Both of these proposals would require a Treaty change, because the role of national parliaments in the EU process is defined in a Protocol to the existing Treaties, and a Protocol has the same legal status as an article in the Treaties themselves. To change the Protocol in question, every one of the 28 member states and the European Parliament would have to agree. 

Another likely UK demand would be to opt out of having the European Court of Justice as the final adjudicator on disputes concerning the meaning of EU agreements on the fight against crime. The UK is likely to demand that these issues be adjudicated instead in national courts, which could mean 28 different interpretations, and many new loopholes through which well advised criminals could evade justice.

If the UK electorate is not satisfied with the terms offered to keep the UK in the EU, and votes that the UK should withdraw from the EU, a new negotiation would start. The purpose of this would be to decide on the terms on which the UK, outside the EU, would have access to the EU for its people, goods, and services. This second negotiation would have to be concluded within two years.

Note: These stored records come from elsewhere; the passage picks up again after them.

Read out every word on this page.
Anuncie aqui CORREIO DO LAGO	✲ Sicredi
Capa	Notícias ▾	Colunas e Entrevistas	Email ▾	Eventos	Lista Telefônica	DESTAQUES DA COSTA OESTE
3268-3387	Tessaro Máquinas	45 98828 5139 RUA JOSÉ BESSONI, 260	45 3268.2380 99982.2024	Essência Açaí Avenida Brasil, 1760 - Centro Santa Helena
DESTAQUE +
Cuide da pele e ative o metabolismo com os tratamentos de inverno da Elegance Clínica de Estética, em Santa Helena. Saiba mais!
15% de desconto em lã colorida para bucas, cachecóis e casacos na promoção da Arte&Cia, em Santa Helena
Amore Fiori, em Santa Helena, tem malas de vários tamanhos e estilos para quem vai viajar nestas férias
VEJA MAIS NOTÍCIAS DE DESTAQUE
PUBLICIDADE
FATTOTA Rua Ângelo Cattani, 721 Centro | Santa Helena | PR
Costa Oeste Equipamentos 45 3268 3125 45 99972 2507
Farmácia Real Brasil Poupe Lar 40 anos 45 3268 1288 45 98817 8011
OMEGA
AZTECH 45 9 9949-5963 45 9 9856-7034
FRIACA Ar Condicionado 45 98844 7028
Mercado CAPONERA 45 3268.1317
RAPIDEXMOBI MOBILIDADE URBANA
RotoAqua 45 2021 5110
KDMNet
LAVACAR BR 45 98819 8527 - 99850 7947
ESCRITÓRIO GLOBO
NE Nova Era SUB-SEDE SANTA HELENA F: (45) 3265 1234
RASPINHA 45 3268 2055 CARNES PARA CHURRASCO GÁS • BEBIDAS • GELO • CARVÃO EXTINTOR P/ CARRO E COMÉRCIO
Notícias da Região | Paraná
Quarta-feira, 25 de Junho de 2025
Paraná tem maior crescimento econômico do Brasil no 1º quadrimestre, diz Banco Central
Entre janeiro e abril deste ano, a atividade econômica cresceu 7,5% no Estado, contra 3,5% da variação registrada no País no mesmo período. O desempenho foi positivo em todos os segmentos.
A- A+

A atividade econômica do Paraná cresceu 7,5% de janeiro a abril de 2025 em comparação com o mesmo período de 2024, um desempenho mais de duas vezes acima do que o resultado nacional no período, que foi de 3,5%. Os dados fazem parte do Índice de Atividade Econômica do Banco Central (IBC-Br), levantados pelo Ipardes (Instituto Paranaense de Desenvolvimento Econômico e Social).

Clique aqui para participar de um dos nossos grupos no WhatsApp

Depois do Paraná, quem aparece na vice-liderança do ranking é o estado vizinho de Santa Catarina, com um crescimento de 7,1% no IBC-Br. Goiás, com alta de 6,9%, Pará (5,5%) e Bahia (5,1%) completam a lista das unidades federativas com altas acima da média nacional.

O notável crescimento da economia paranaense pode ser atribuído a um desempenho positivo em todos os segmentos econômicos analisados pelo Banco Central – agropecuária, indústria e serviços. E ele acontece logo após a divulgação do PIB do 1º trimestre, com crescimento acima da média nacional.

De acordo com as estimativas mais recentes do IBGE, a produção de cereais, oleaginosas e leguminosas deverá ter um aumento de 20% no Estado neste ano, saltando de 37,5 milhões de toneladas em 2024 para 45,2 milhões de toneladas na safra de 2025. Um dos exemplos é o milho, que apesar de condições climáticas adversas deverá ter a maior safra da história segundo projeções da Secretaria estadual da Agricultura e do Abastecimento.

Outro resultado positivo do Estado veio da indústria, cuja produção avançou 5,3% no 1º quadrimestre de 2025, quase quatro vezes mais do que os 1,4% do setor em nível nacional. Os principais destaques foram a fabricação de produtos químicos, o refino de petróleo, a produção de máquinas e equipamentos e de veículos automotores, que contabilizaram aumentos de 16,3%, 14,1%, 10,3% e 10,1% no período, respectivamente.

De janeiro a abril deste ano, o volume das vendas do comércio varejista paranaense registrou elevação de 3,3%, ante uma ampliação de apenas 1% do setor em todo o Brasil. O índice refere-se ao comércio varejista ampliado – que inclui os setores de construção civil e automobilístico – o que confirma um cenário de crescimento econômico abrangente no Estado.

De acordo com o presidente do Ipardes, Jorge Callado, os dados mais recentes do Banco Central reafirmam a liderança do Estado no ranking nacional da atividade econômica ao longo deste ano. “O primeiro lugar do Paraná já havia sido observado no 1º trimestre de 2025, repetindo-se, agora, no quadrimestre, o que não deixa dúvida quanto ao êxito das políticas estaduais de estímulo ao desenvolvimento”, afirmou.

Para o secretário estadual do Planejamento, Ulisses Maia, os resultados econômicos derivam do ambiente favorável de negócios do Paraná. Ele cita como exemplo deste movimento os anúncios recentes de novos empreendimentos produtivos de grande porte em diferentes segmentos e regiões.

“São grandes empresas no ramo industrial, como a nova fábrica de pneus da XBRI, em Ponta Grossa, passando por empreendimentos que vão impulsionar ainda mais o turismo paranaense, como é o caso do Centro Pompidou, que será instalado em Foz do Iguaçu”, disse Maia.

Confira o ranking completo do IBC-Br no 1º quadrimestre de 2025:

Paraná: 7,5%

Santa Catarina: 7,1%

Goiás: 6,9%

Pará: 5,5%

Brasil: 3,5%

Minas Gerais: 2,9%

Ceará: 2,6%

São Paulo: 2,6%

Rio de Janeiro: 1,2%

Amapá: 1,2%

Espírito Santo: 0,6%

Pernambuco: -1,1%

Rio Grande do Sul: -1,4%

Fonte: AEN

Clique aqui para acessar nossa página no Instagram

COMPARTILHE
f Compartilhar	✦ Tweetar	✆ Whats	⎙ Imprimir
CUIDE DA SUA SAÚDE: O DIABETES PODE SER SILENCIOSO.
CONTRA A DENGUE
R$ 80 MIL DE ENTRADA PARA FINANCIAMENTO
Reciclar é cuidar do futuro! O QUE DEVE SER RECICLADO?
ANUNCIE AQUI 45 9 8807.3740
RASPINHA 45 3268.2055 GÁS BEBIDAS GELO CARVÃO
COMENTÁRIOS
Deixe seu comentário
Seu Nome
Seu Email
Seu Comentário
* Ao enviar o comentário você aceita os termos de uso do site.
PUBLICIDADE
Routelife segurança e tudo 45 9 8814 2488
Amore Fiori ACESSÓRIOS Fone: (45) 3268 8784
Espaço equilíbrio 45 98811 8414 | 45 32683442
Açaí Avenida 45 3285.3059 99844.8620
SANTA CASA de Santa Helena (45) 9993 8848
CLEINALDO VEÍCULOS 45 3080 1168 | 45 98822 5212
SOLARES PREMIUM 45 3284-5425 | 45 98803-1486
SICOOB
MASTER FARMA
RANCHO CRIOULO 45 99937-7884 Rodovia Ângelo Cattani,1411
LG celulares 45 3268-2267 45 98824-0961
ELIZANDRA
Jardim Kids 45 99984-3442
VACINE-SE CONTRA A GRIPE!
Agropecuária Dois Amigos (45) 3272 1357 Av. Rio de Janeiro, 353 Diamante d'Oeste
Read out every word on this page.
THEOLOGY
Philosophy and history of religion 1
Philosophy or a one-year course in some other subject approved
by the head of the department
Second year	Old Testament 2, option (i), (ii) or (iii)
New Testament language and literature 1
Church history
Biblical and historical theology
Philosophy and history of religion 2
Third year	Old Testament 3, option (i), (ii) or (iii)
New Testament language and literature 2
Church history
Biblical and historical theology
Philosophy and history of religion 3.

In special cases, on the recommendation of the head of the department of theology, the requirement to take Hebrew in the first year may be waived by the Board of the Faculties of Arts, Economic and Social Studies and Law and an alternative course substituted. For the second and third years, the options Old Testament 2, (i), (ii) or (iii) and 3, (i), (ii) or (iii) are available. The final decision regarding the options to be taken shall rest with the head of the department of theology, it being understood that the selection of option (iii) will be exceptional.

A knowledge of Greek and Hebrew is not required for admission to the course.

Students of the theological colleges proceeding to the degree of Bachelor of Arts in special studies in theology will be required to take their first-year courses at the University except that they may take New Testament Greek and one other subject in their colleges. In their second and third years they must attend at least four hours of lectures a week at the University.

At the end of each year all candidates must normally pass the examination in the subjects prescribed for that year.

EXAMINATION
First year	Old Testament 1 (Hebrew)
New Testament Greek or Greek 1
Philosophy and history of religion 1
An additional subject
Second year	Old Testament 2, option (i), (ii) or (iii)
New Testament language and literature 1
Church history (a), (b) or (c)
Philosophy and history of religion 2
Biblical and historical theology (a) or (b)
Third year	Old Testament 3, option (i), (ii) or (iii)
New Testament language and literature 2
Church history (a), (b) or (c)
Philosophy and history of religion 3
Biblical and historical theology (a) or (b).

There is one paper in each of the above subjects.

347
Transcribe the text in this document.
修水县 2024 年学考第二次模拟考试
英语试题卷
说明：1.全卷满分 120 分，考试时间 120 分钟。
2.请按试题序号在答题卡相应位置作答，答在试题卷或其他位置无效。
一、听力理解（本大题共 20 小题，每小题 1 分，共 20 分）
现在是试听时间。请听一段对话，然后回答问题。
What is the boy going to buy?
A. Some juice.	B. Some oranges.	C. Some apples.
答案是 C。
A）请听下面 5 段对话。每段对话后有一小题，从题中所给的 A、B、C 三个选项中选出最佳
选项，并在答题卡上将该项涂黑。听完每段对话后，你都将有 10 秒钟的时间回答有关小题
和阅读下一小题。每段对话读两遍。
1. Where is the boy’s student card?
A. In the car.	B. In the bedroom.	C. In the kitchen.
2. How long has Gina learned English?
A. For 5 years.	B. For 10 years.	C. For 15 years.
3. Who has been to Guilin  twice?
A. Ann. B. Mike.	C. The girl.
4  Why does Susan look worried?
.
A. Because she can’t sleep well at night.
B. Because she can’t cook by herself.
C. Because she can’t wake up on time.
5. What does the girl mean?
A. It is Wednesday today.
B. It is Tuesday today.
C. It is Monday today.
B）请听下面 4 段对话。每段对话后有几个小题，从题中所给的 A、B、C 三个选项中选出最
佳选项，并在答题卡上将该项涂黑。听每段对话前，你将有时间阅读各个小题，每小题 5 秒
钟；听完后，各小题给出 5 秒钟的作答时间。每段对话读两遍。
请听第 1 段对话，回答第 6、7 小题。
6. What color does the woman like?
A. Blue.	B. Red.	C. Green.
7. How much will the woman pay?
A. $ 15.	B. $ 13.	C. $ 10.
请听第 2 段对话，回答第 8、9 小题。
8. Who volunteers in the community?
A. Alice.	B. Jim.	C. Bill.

It would be conducted under article 50 of the EU Treaty, which requires a qualified majority in the European Council and a majority in the European Parliament to agree the terms to be granted to a country withdrawing from the EU. It is likely that such terms would include a continuing financial contribution to the EU budget, in return for UK access to the EU single market.

In the event no agreement being reached within the two year deadline, the UK would be out of the EU, and automatically subject to restrictions and tariffs on its exports to EU countries of goods and services. Customs posts would have to be reintroduced on the border in Ireland and at cross channel ports.

Furthermore, if the UK, then outside the EU, wanted to restrict immigration from the EU, it would have to introduce passport controls on the Irish border, a measure that would undermine the work done to promote peace and reconciliation.